A JavaScript port of OpenAI's CLIP byte-pair-encoding tokenizer.
import Tokenizer from "https://deno.land/x/clip_bpe@v0.0.6/mod.js";
let t = new Tokenizer();
t.encode("hello") // [3306]
t.encode("magnificent") // [10724]
t.encode("magnificently") // [9725, 2922]
t.decode(t.encode("HELLO")) // "hello "
t.decode(t.encode("abc123")) // "abc 1 2 3 "
t.decode(st.encode("let's see here")) // "let 's see here "

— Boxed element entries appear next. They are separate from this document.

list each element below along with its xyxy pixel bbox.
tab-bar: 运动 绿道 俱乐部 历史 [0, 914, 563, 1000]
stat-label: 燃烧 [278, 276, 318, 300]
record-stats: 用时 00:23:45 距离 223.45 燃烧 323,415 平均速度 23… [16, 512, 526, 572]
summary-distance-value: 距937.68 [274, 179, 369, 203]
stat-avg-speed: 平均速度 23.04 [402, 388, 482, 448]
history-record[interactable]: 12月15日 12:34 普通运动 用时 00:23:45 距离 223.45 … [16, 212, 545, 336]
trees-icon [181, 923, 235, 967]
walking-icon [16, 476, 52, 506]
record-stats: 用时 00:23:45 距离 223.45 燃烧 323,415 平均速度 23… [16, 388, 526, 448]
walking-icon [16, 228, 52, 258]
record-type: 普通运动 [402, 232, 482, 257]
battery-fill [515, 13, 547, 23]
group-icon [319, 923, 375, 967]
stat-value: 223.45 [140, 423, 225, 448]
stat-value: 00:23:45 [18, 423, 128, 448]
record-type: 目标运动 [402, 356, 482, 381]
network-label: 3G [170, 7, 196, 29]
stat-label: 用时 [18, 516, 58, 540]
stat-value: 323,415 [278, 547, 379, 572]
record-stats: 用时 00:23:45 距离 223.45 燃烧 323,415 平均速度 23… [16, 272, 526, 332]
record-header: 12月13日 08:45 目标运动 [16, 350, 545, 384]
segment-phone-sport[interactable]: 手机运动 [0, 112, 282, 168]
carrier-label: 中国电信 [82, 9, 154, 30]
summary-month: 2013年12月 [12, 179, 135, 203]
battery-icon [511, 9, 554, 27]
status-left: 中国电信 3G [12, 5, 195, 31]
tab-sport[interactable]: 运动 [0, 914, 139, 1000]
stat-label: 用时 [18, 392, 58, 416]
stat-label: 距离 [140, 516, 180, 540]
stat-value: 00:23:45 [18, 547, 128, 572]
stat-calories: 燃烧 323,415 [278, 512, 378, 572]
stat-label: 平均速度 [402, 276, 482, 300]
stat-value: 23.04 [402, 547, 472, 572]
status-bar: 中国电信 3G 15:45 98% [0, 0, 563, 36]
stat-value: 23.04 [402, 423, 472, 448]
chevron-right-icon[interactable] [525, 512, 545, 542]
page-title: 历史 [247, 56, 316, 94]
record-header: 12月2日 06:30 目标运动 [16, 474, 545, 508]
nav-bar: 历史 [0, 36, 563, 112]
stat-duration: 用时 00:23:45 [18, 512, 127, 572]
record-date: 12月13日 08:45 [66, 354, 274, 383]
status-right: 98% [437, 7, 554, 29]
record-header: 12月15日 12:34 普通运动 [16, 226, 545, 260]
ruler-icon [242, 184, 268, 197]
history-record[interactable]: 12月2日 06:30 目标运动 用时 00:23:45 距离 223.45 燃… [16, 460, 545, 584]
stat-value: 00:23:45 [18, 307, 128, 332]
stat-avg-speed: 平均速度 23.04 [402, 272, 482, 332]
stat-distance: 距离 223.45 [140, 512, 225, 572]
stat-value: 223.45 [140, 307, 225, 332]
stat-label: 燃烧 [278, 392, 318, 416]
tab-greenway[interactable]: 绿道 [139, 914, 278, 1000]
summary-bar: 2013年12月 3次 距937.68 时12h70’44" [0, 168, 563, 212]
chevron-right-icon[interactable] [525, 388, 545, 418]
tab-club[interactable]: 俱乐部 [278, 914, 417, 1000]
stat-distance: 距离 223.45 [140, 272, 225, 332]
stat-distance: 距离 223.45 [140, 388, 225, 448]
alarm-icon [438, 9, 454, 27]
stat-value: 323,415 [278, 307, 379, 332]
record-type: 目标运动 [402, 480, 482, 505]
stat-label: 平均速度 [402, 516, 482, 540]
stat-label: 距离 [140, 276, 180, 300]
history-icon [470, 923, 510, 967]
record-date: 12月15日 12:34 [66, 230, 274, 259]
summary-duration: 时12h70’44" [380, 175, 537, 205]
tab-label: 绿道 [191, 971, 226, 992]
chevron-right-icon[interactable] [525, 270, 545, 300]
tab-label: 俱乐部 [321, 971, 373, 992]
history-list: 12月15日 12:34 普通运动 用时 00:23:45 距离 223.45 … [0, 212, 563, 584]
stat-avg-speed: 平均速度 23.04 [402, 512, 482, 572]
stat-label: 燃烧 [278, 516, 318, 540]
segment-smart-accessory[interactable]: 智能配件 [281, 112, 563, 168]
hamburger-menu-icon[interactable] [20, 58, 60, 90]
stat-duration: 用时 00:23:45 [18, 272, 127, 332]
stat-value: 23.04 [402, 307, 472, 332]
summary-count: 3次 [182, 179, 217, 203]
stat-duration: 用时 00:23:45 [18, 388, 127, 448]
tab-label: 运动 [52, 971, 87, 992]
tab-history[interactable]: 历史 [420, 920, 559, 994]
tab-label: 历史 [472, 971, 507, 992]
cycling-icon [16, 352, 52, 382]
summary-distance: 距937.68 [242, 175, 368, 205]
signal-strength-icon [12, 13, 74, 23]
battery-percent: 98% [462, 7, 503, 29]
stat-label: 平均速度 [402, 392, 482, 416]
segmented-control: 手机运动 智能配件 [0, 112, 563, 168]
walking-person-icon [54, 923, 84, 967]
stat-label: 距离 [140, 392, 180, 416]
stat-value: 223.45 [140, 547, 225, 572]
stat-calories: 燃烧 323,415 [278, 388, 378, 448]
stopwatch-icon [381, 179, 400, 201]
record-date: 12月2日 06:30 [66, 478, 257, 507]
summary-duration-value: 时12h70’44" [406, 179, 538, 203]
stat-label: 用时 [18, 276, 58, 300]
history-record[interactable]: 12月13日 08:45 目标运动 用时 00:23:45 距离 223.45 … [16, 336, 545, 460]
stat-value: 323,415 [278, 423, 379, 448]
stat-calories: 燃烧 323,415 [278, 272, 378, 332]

t.encode("hello world!") // [3306, 1002, 256]
// to encode for CLIP (trims to maximum of 77 tokens and adds start and end token, and pads with zeros if less than 77 tokens):
t.encodeForCLIP("hello world!") // [49406,3306,1002,256,49407,0,0,0,0,0,0,0,0,0,0,0,0,0,0,0,0,0,0,0,0,0,0,0,0,0,0,0,0,0,0,0,0,0,0,0,0,0,0,0,0,0,0,0,0,0,0,0,0,0,0,0,0,0,0,0,0,0,0,0,0,0,0,0,0,0,0,0,0,0,0,0,0]
This encoder/decoder behaves differently to the the GPT-2/3 tokenizer (JavaScript version of that here). For example, it doesn't preserve capital letters, as shown above.
The Python version of this tokenizer uses the ftfy
module to clean up the text before encoding it. I didn't include that module by default because currently the only version available in JavaScript is this one, which requires importing a full Python runtime as a WebAssembly module. If you want the ftfy
cleaning, just import it and clean your text with it before passing it to the .encode()
method.
To the extent that there is any original work in this repo, it is MIT Licensed, just like openai/CLIP.